Are theological friendships possible between different religions? At times I am skeptical. Consider the always fascinating question of which Christian denomination likes Mormons the least?
The answer to this question varies geographically. I would venture to guess that in the United States the overwhelming majority of religiously motivated anti-Mormonism grows out of evangelical Protestantism. While many American Mormons view Baptists and other evangelicals with suspicion — these are the people who hand out copies of the Godmakers to their friends — they tend to view Catholics as less hostile, and more friendly. It is tempting to see a theological affinity here. After all, both Mormons and Catholics break with Protestants by having a strong notion of priestly authority and an ecclesiology that endows the institutional church with a cosmic significance in God’s plan. Yet if one crosses the Atlantic, one finds a different relationship. In continental Europe, it is by and large the Catholics that are likely to be pushing for the anti-cult laws that can entangle Mormons. (Although it is worth adding that continental secularism is not especially hospitable — legally or ideologically — to the Restoration.) In this context, we are likely to find that our allies are evangelical Christians and other “new” churches that are seeking to move into largely Catholic domains.
These are two imperfect and impressionistic data points, to be sure, but they do suggest that what matters is not theology but politics.
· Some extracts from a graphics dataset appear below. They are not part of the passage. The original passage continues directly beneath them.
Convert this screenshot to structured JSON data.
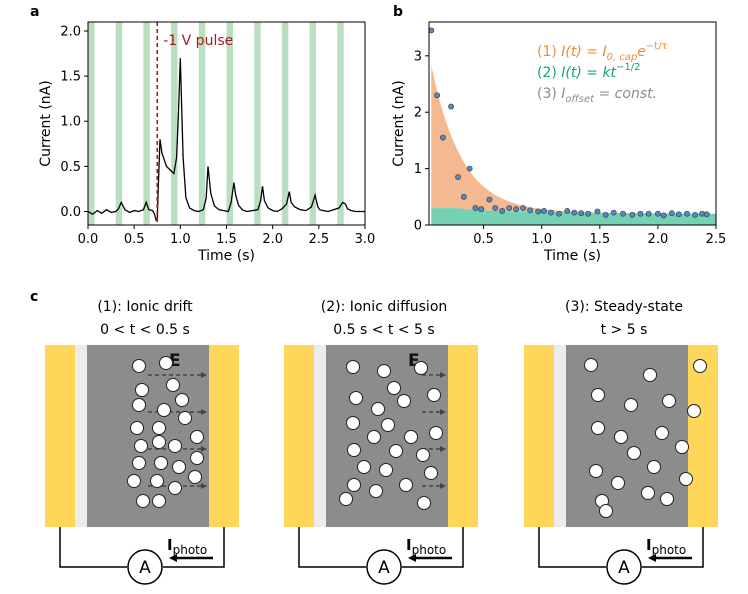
{
  "panel_labels": {
    "a": "a",
    "b": "b",
    "c": "c"
  },
  "chart_data": [
    {
      "panel": "a",
      "type": "line",
      "xlabel": "Time (s)",
      "ylabel": "Current (nA)",
      "xlim": [
        0.0,
        3.0
      ],
      "ylim": [
        -0.15,
        2.1
      ],
      "xticks": [
        0.0,
        0.5,
        1.0,
        1.5,
        2.0,
        2.5,
        3.0
      ],
      "xtick_labels": [
        "0.0",
        "0.5",
        "1.0",
        "1.5",
        "2.0",
        "2.5",
        "3.0"
      ],
      "yticks": [
        0.0,
        0.5,
        1.0,
        1.5,
        2.0
      ],
      "ytick_labels": [
        "0.0",
        "0.5",
        "1.0",
        "1.5",
        "2.0"
      ],
      "light_pulses_start_s": [
        0.0,
        0.3,
        0.6,
        0.9,
        1.2,
        1.5,
        1.8,
        2.1,
        2.4,
        2.7
      ],
      "light_pulse_width_s": 0.07,
      "light_pulse_color": "#b9dfc0",
      "line_color": "#000000",
      "marker_x": 0.75,
      "marker_color": "#a51c1c",
      "annotation": "-1 V pulse",
      "series": [
        {
          "x": [
            0.0,
            0.05,
            0.1,
            0.15,
            0.2,
            0.25,
            0.3,
            0.33,
            0.36,
            0.4,
            0.45,
            0.5,
            0.55,
            0.6,
            0.63,
            0.66,
            0.7,
            0.72,
            0.74,
            0.745,
            0.75,
            0.76,
            0.78,
            0.8,
            0.85,
            0.9,
            0.93,
            0.96,
            0.98,
            1.0,
            1.03,
            1.06,
            1.1,
            1.15,
            1.2,
            1.25,
            1.28,
            1.3,
            1.33,
            1.37,
            1.42,
            1.47,
            1.52,
            1.55,
            1.58,
            1.6,
            1.63,
            1.67,
            1.72,
            1.78,
            1.84,
            1.87,
            1.89,
            1.91,
            1.95,
            2.0,
            2.05,
            2.1,
            2.15,
            2.18,
            2.2,
            2.24,
            2.3,
            2.36,
            2.42,
            2.46,
            2.49,
            2.51,
            2.55,
            2.6,
            2.66,
            2.72,
            2.76,
            2.79,
            2.81,
            2.85,
            2.9,
            2.95,
            3.0
          ],
          "y": [
            0.0,
            -0.03,
            0.01,
            -0.02,
            0.02,
            -0.01,
            0.0,
            0.03,
            0.1,
            0.02,
            -0.01,
            0.01,
            0.0,
            0.02,
            0.1,
            0.02,
            0.01,
            -0.03,
            -0.1,
            -0.1,
            -0.1,
            0.25,
            0.8,
            0.65,
            0.5,
            0.45,
            0.42,
            0.6,
            1.1,
            1.7,
            0.6,
            0.15,
            0.04,
            0.01,
            0.0,
            0.02,
            0.15,
            0.5,
            0.2,
            0.06,
            0.02,
            0.01,
            0.0,
            0.1,
            0.32,
            0.18,
            0.07,
            0.02,
            0.0,
            0.01,
            0.02,
            0.12,
            0.28,
            0.12,
            0.04,
            0.01,
            0.0,
            0.03,
            0.08,
            0.22,
            0.1,
            0.05,
            0.02,
            0.01,
            0.05,
            0.18,
            0.05,
            0.02,
            0.01,
            0.0,
            0.02,
            0.04,
            0.1,
            0.08,
            0.03,
            0.01,
            0.0,
            0.0,
            0.0
          ]
        }
      ]
    },
    {
      "panel": "b",
      "type": "scatter",
      "xlabel": "Time (s)",
      "ylabel": "Current (nA)",
      "xlim": [
        0.03,
        2.5
      ],
      "ylim": [
        0.0,
        3.6
      ],
      "xticks": [
        0.5,
        1.0,
        1.5,
        2.0,
        2.5
      ],
      "xtick_labels": [
        "0.5",
        "1.0",
        "1.5",
        "2.0",
        "2.5"
      ],
      "yticks": [
        0,
        1,
        2,
        3
      ],
      "ytick_labels": [
        "0",
        "1",
        "2",
        "3"
      ],
      "fit_cap": {
        "I0": 3.1,
        "tau": 0.25,
        "color": "#f4b183"
      },
      "fit_diff": {
        "k": 0.13,
        "color": "#5cc9a7"
      },
      "offset": 0.15,
      "points": {
        "color": "#5b88b5",
        "edge_color": "#1f3b5a",
        "x": [
          0.05,
          0.1,
          0.15,
          0.22,
          0.28,
          0.33,
          0.38,
          0.43,
          0.48,
          0.55,
          0.6,
          0.66,
          0.72,
          0.78,
          0.84,
          0.9,
          0.97,
          1.02,
          1.08,
          1.15,
          1.22,
          1.28,
          1.34,
          1.4,
          1.48,
          1.55,
          1.62,
          1.7,
          1.78,
          1.85,
          1.92,
          2.0,
          2.05,
          2.12,
          2.18,
          2.25,
          2.32,
          2.38,
          2.42
        ],
        "y": [
          3.45,
          2.3,
          1.55,
          2.1,
          0.85,
          0.5,
          1.0,
          0.3,
          0.28,
          0.45,
          0.3,
          0.25,
          0.3,
          0.28,
          0.3,
          0.26,
          0.24,
          0.25,
          0.22,
          0.2,
          0.25,
          0.22,
          0.21,
          0.2,
          0.24,
          0.18,
          0.22,
          0.2,
          0.18,
          0.2,
          0.2,
          0.2,
          0.17,
          0.21,
          0.19,
          0.2,
          0.18,
          0.2,
          0.19
        ]
      },
      "legend": [
        {
          "num": "(1)",
          "text": "I(t) = I",
          "sub": "0, cap",
          "tail": "e",
          "sup": "−t/τ",
          "color": "#f08c3c"
        },
        {
          "num": "(2)",
          "text": "I(t) = kt",
          "sup": "−1/2",
          "color": "#14a37f"
        },
        {
          "num": "(3)",
          "text": "I",
          "sub": "offset",
          "tail": " = const.",
          "color": "#8c8c8c"
        }
      ]
    }
  ],
  "diagrams": [
    {
      "title": "(1): Ionic drift",
      "condition": "0 < t < 0.5 s",
      "field_label": "E",
      "photo_label": "photo",
      "current_label": "I",
      "ammeter_label": "A",
      "particles": [
        [
          52,
          13
        ],
        [
          79,
          10
        ],
        [
          55,
          37
        ],
        [
          86,
          32
        ],
        [
          52,
          52
        ],
        [
          77,
          57
        ],
        [
          95,
          47
        ],
        [
          98,
          65
        ],
        [
          50,
          75
        ],
        [
          72,
          75
        ],
        [
          54,
          93
        ],
        [
          72,
          89
        ],
        [
          88,
          93
        ],
        [
          110,
          84
        ],
        [
          52,
          110
        ],
        [
          74,
          110
        ],
        [
          92,
          114
        ],
        [
          110,
          105
        ],
        [
          47,
          128
        ],
        [
          70,
          128
        ],
        [
          88,
          135
        ],
        [
          108,
          124
        ],
        [
          56,
          148
        ],
        [
          72,
          148
        ]
      ],
      "arrows": 4
    },
    {
      "title": "(2): Ionic diffusion",
      "condition": "0.5 s < t < 5 s",
      "field_label": "E",
      "photo_label": "photo",
      "current_label": "I",
      "ammeter_label": "A",
      "particles": [
        [
          27,
          14
        ],
        [
          58,
          18
        ],
        [
          95,
          15
        ],
        [
          68,
          35
        ],
        [
          30,
          45
        ],
        [
          52,
          56
        ],
        [
          78,
          48
        ],
        [
          108,
          42
        ],
        [
          27,
          70
        ],
        [
          62,
          72
        ],
        [
          48,
          84
        ],
        [
          85,
          84
        ],
        [
          110,
          80
        ],
        [
          28,
          97
        ],
        [
          70,
          98
        ],
        [
          97,
          102
        ],
        [
          38,
          114
        ],
        [
          60,
          117
        ],
        [
          105,
          120
        ],
        [
          28,
          132
        ],
        [
          50,
          138
        ],
        [
          80,
          132
        ],
        [
          98,
          150
        ],
        [
          20,
          146
        ]
      ],
      "arrows": 4
    },
    {
      "title": "(3): Steady-state",
      "condition": "t > 5 s",
      "field_label": "",
      "photo_label": "photo",
      "current_label": "I",
      "ammeter_label": "A",
      "particles": [
        [
          25,
          12
        ],
        [
          84,
          22
        ],
        [
          134,
          13
        ],
        [
          32,
          42
        ],
        [
          65,
          52
        ],
        [
          103,
          48
        ],
        [
          128,
          58
        ],
        [
          32,
          75
        ],
        [
          55,
          84
        ],
        [
          96,
          80
        ],
        [
          68,
          100
        ],
        [
          116,
          94
        ],
        [
          30,
          118
        ],
        [
          52,
          130
        ],
        [
          88,
          114
        ],
        [
          120,
          126
        ],
        [
          36,
          148
        ],
        [
          82,
          140
        ],
        [
          101,
          146
        ],
        [
          40,
          158
        ]
      ],
      "arrows": 0
    }
  ]
}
Bluntly put, Mormons are a minority religion and hence we tend to find that other minority religions (Catholicism in Protestant America; evangelical Protestantism in Catholic continental Europe) are our most likely allies and majority religions are our most likely persecutors. If this generalization is correct, it means that 20th century Utah was probably, in many ways, a uniquely bad place from which to understand Mormonism’s place in the world’s religious ecology. The Intermountain West presents the truly anomalous situation of a place where Mormons are frequently a majority religion, and are likely to view themselves from the point of view of a majority. Furthermore, the 20th century, particularly the mid-20th century, probably marks a high-watermark of Mormon identification with Protestant America. My sense is that with correlation came an increasing emphasis on the Book of Mormon and on temples, an emphasis that accelerated in the last two decades of the 20th century and serves to emphasize those aspects of our faith that are the least Protestant.
If I was to hazard a prediction it would be that the Mormonism of the future will increasingly be dominated by an ideology of Mormonism-as-a-minority and that with this will come more political alliances with other local minorities, even while the possibility of theological alliances becomes increasingly remote.